The project aims to deliver the following deliverables:

- A refined pandas DataFrame containing the transaction data, which has undergone thorough cleaning and is ready for analysis.
- A simple statistical analysis evaluating the population statistics, offering insights into the distribution of transaction values and fees.
- A set of visualizations showcasing the distribution of transaction values for the population. These visualizations include histograms, normal distribution plots, box plots, and violin plots, each serving a specific purpose in the analysis.

### Getting Started

The project starts with the importing of transaction data into a pandas DataFrame, setting the stage for data manipulation and analysis. Subsequent steps involve the cleaning of the data to ensure its quality and reliability. Followed by the calculation of population statistics. Finally, a series of visualizations are created to visually analyze the distribution of transaction values and fees.

In [2]:
# Your code here

## Data Sampling and Analysis

In this section, we will delve into the process of data sampling and perform an initial analysis on the transaction data we have collected. Our objective is to understand the distribution of transaction values by sampling the data and comparing the sample statistics with the population statistics.

### Steps

1. **Load the Data**: Import the collected transaction data into a pandas DataFrame.

2. **Data Cleaning**: Clean the data by handling missing values, converting data types, and removing any irrelevant information.

3. **Simple Random Sampling (SRS)**: Create a sample from the dataset using a simple random sampling method. This involves randomly selecting a subset of the data without regard to any specific characteristics of the data.

4. **Stratified Sampling**: Create another sample from the dataset using a stratified sampling method. This involves dividing the data into strata based on a specific characteristic (e.g., transaction value) and then randomly selecting samples from each stratum. Explain what you have stratified the data by and why you chose this column.

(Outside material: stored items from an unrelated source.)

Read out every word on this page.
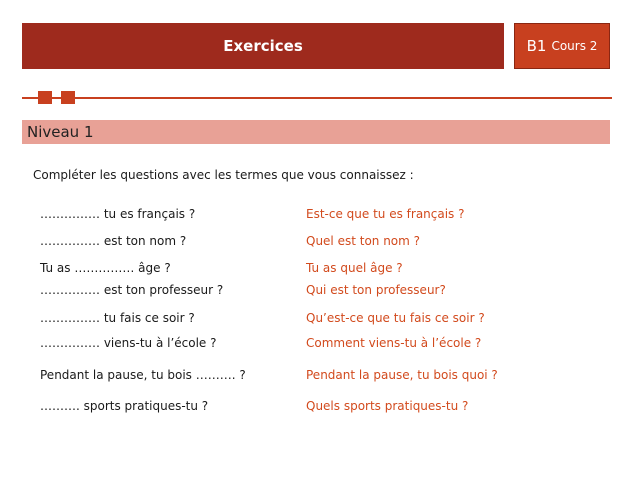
Exercices	B1 Cours 2
Niveau 1
Compléter les questions avec les termes que vous connaissez :
…………… tu es français ?	Est-ce que tu es français ?
…………… est ton nom ?	Quel est ton nom ?
Tu as …………… âge ?	Tu as quel âge ?
…………… est ton professeur ?	Qui est ton professeur?
…………… tu fais ce soir ?	Qu’est-ce que tu fais ce soir ?
…………… viens-tu à l’école ?	Comment viens-tu à l’école ?
Pendant la pause, tu bois ………. ?	Pendant la pause, tu bois quoi ?
………. sports pratiques-tu ?	Quels sports pratiques-tu ?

5. **Statistical Analysis**: Calculate the mean and standard deviation of the samples and the population. Compare these statistics to understand the distribution of transaction values.

6. **Visualization**: Plot the distribution of transaction values and fees for both the samples and the population to visually compare their distributions.

### Considerations

- **Sample Size**: The size of the sample should be large enough to represent the population accurately but not so large that it becomes impractical to analyze.
- **Sampling Method**: Choose the appropriate sampling method based on the characteristics of the data and the research question.

Explain the above considerations in your report.